Erich hätte ob der erstaunlichen Entdeckung aufgeregt sein können, doch er war es nicht. Ohne groß zu überlegen folgte er wie selbstverständlich dem Verlauf des Hauptganges. Die Gestalten, die dort vereinzelt herumspazierten, beachteten ihn ebenso wenig wie er sie. Am Ende gabelte sich der Gang. Nach links ging ein schmaler Seitengang ab, der anscheinend in eine Küche mündete. Nach einem verstohlenen Blick auf das hektischen Treiben wandte sich Erich dem nüchternen, mit grauem PVC belegten Gang gegenüber zu. Hier gab es viele Türen, doch es war kein Mensch zu sehen. Am Ende dieses Ganges hörte er Stimmen. Er glaubte Geplauder und Lachen zu vernehmen. Erwartungsvoll beschleunigte er seine Schritte. Als er das lichtdurchflutete Foyer erblickte, in dem Senioren in lockeren Runden Brettspiele spielten, andere beisammen saßen, wieder andere einfach so herumstanden und guckten, da brach die Erinnerung mit unbarmherziger Wucht über ihn herein. Die Erkenntnis traf ihn wie ein Schock.

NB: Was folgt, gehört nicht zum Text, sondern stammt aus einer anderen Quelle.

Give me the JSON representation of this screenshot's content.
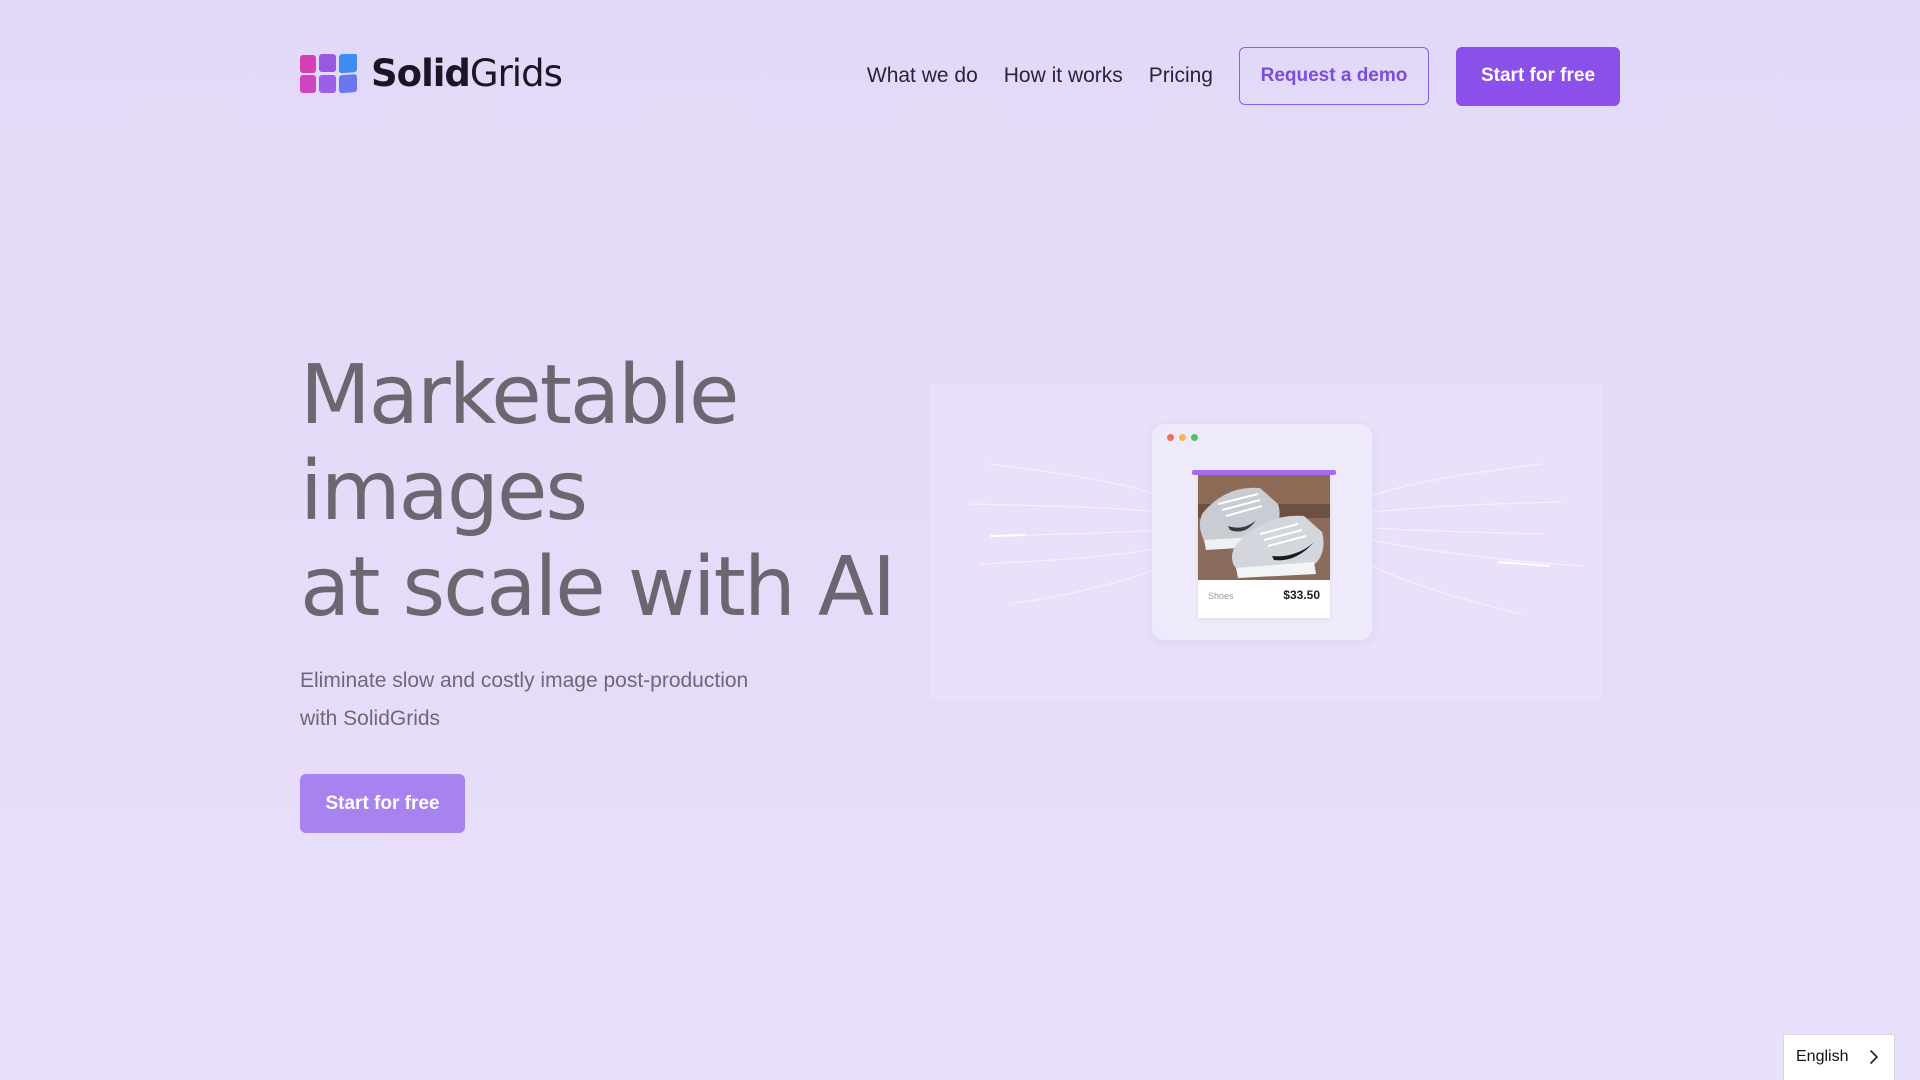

Es war ein Heim! Er befand sich in einem Seniorenheim. Erich erinnerte sich ungewohnt klar an den Tag, als er zusammen mit Marthe hier im Foyer angekommen war. Er wusste, dass es schon eine Ewigkeit her war. Aber wo war Marthe nur? Er vermisste sie so. Er hatte sie schon lange Zeit nicht mehr gesehen. Waren es Wochen, oder gar Monate? Wie konnte sie ihm das antun, ihn alleine in so einem Heim zu lassen? Der Gedanke schmerzte. Erich spürte eine Träne seine zerknitterte Wange hinunterlaufen. Kurz ließ er sich auf einem Holzbänkchen am Rande des Foyers nieder und versuchte, seine Gedanken zu ordnen. Nein, das konnte nicht sein. Das würde Marthe niemals tun. War sie etwa tot? Er konnte sich nicht daran erinnern, aber bei dem Gedanken verriet ihm ein dumpfer Schmerz tief im Inneren zweifelsfrei, dass es sich so verhielt. Marthe war nicht mehr. Was sollte er ohne sie noch hier, in dieser fremden Umgebung? Er wollte heim. “Heim” dachte er sehnsüchtig.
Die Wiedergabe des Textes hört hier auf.